Barvalo : un exemple de renversement figure/fond
Entre 2020 et 2023, le Mucem a permis la réalisation d'un formidable travail de renversement de point de vue à travers l’aventure Barvalo. Cette exposition ethnographique unique, fruit de longs mois de travail collectif, démontre comment les récits majoritaires des sociétés sédentaires ont figé la représentation des identités romani en formes simplifiées, idéalisées, romantisées... Depuis des siècles, les cultures romani sont perçues comme des objets de curiosité, utilisées, détournées, dénaturées, tandis que le regard du Gadjo, majoritaire et ethnocentré, est resté hors champ, aussi naturel et silencieux que l’air ambiant.
Si l'idée de départ reposait sur le désir de témoigner de la richesse et la vitalité de ces cultures nomades qui évoluent dans l'Europe sédentaire depuis 9 siècles, les débats ont en réalité fait émerger une ambivalence : comment rendre compte de l'expérience Romani quand les matériaux ethnographiques et artistiques disponibles sont les fruits d'un point de vue non-romani ?
"Cela fait plusieurs siècles que les groupes romani font l’objet de recherches. Autrement dit, jusqu’à une époque relativement récente, la production du savoir scientifique les concernant est restée presque exclusivement l’apanage d’observateurs extérieurs, sans contribution directe des populations romani. Cette extériorité du regard a profondément modelé les savoirs populaires et académiques, et la manière dont les cultures et identités romani continuent d’être perçues par la majorité non romani. Cela n’est pas sans lien avec l’évolution même du terme par lequel les communautés romani sont souvent désignées par les personnes non romani : celui de « Tsiganes », un exonyme auquel ont été associées des connotations très péjoratives. Les pratiques scientifiques ont participé à façonner et à faire perdurer cet antitsiganisme vieux de plusieurs siècles. On en trouve d’ailleurs des traces dans la littérature scientifique elle-même. L’art, la culture et les institutions culturelles non romani ont aussi contribué à perpétuer au fil des siècles une imagerie discriminante."[1]
Le renversement figure/fond, un point de vue bien gestaltiste !
Avec le « musée du Gadjo », qui rassemble les nombreuses représentations stéréotypées élaborées par les sédentaires à propos du peuple Romani, le visiteur découvre que la figure et le fond peuvent s’inverser. Ce qui semblait aller de soi devient étrange, ce qui paraissait marginal se révèle central. La perception du visiteur bascule : c’est sa propre position de regardeur qui devient objet de regard.
Le « musée du Gadjo » joue avec humour de cette grammaire perceptive. Il grossit, simplifie, caricature — non pour blesser, mais pour rendre perceptible ce que nous ne remarquons plus : nos habitudes de classement, nos automatismes d’interprétation, nos évidences culturelles. Chaque objet exposé, sorti de son contexte, rappelle que le sens n’existe pas en lui-même ; il naît de la configuration dans laquelle on le place, des liens qu’on lui fabrique.

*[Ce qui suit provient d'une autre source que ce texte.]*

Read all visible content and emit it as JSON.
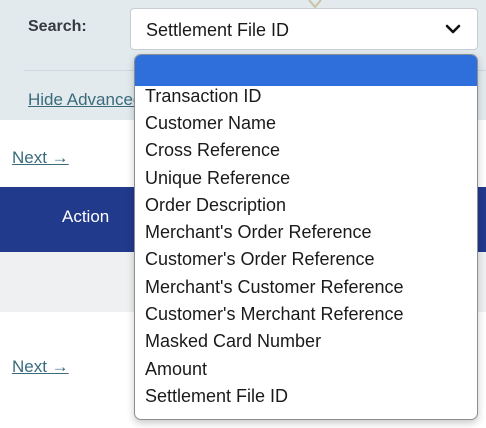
{
  "search": {
    "label": "Search:",
    "selected_value": "Settlement File ID",
    "options": [
      "",
      "Transaction ID",
      "Customer Name",
      "Cross Reference",
      "Unique Reference",
      "Order Description",
      "Merchant's Order Reference",
      "Customer's Order Reference",
      "Merchant's Customer Reference",
      "Customer's Merchant Reference",
      "Masked Card Number",
      "Amount",
      "Settlement File ID"
    ],
    "highlighted_index": 0,
    "highlight_color": "#2f6fdc"
  },
  "links": {
    "hide_advanced": "Hide Advanced",
    "next_top": "Next →",
    "next_bottom": "Next →"
  },
  "table": {
    "header_color": "#223a8c",
    "action_header": "Action"
  },
  "colors": {
    "panel_background": "#e3eaee",
    "link": "#3a6a7c"
  },
  "icons": {
    "select_arrow": "chevron-down-icon"
  }
}
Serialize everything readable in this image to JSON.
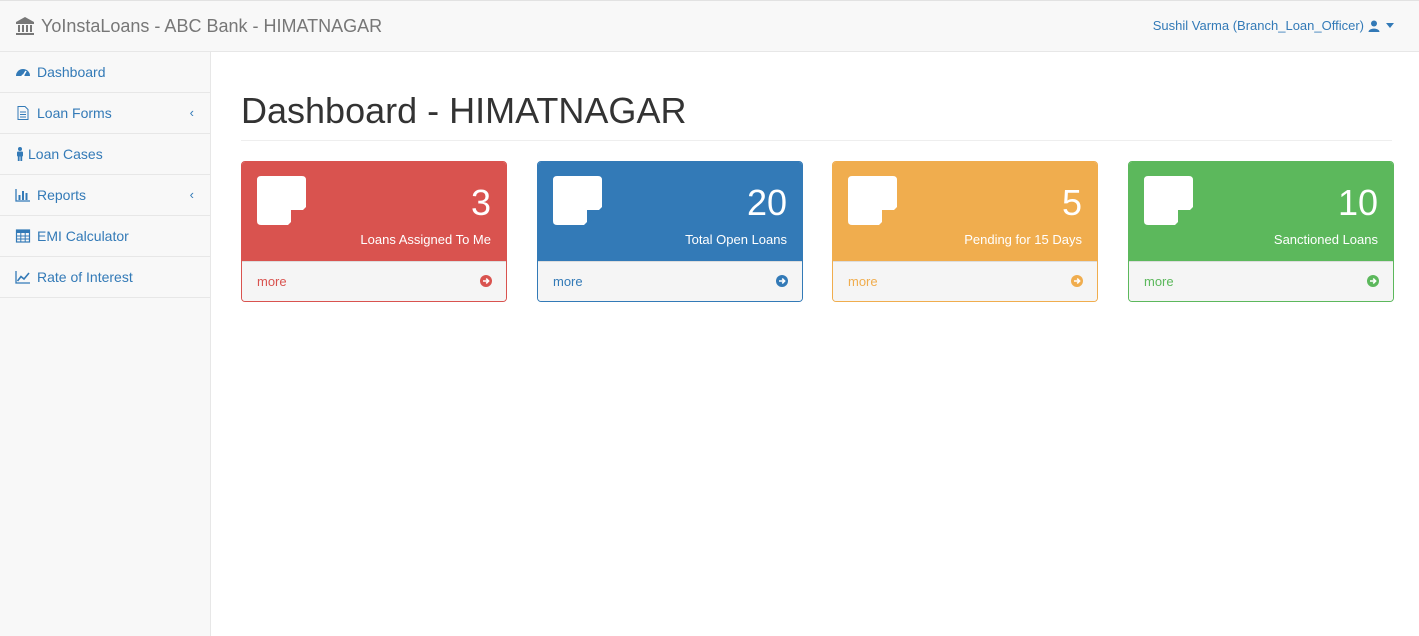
{
  "navbar": {
    "brand": "YoInstaLoans - ABC Bank - HIMATNAGAR",
    "user": "Sushil Varma (Branch_Loan_Officer)"
  },
  "sidebar": {
    "items": [
      {
        "label": "Dashboard",
        "icon": "dashboard-icon",
        "has_chevron": false
      },
      {
        "label": "Loan Forms",
        "icon": "file-icon",
        "has_chevron": true
      },
      {
        "label": "Loan Cases",
        "icon": "person-icon",
        "has_chevron": false
      },
      {
        "label": "Reports",
        "icon": "bar-chart-icon",
        "has_chevron": true
      },
      {
        "label": "EMI Calculator",
        "icon": "table-icon",
        "has_chevron": false
      },
      {
        "label": "Rate of Interest",
        "icon": "line-chart-icon",
        "has_chevron": false
      }
    ],
    "chevron": "‹"
  },
  "main": {
    "title": "Dashboard - HIMATNAGAR"
  },
  "panels": [
    {
      "count": "3",
      "label": "Loans Assigned To Me",
      "more": "more",
      "color": "#d9534f"
    },
    {
      "count": "20",
      "label": "Total Open Loans",
      "more": "more",
      "color": "#337ab7"
    },
    {
      "count": "5",
      "label": "Pending for 15 Days",
      "more": "more",
      "color": "#f0ad4e"
    },
    {
      "count": "10",
      "label": "Sanctioned Loans",
      "more": "more",
      "color": "#5cb85c"
    }
  ]
}
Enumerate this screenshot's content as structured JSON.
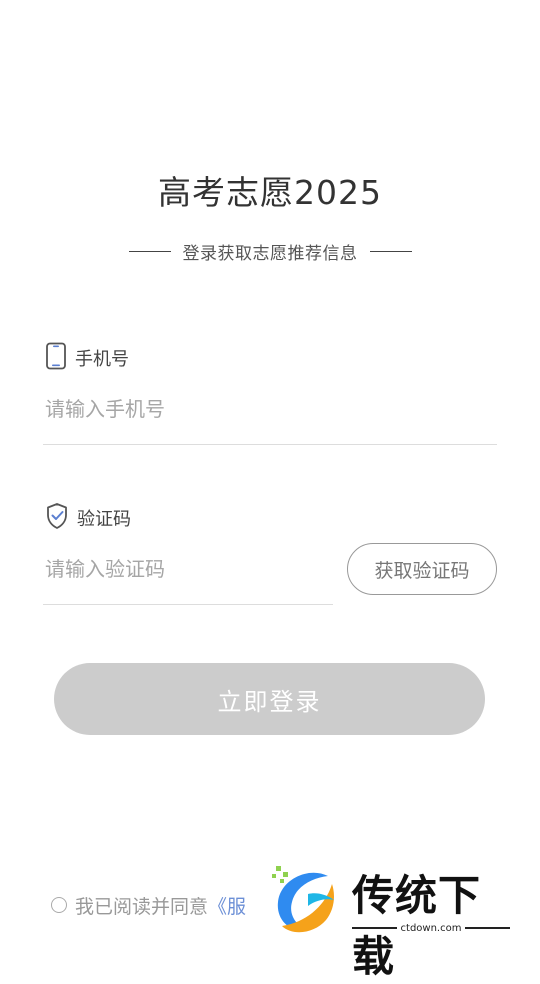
{
  "header": {
    "title": "高考志愿2025",
    "subtitle": "登录获取志愿推荐信息"
  },
  "phone": {
    "label": "手机号",
    "placeholder": "请输入手机号",
    "value": ""
  },
  "code": {
    "label": "验证码",
    "placeholder": "请输入验证码",
    "value": "",
    "get_code_label": "获取验证码"
  },
  "login": {
    "label": "立即登录"
  },
  "agreement": {
    "text": "我已阅读并同意",
    "link_text": "《服",
    "checked": false
  },
  "watermark": {
    "brand": "传统下载",
    "domain": "ctdown.com"
  },
  "colors": {
    "accent_link": "#6c8fd6",
    "icon_blue": "#5b7fd0",
    "button_disabled": "#cccccc"
  }
}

"Nous avons alors commencé à dresser un portrait humoristique du Gadjo, une sorte de figure stéréotypée imitant les manières réductrices et exotisantes selon lesquelles les populations romani sont fréquemment dépeintes par les Gadjé. Cette perspective permettait de mettre en lumière les représentations biaisées qui, pendant des siècles, ont été véhiculées par l’art et les études savantes, et perçues par le public comme des vérités objectives, et de formuler ainsi une autocritique audacieuse des musées ethnographiques dans leur manière habituelle de présenter les cultures romani sous un jour déformant."[1]
Voir est un acte relationnel
Cette mise en abyme muséographique ne parle donc pas seulement des Roms : elle parle de nous, de notre manière de percevoir, de nos filtres, de nos angles morts. Elle nous apprend que voir est un acte relationnel, jamais neutre, et que tout regard implique un pouvoir — celui de décider ce qui sera figure et ce qui restera fond.
Le « musée du Gadjo » invite ainsi chacun à recomposer sa propre Gestalt intérieure : à remettre en mouvement ce qui avait été figé, à réouvrir les formes que nous pensions définies, à réintégrer les voix que l’histoire avait reléguées en périphérie.
Comprendre l’autre repose sur une compréhension de soi, sur un recul réflexif, sur une déconstruction de ses propres représentations et de ses croyances : c’est apprendre à sortir du cadre limitant que nous nous sommes fixés, suspendre le jugement pour observer et écouter "vraiment" et prendre conscience que nous sommes parties intégrante de l'expérience relationnelle.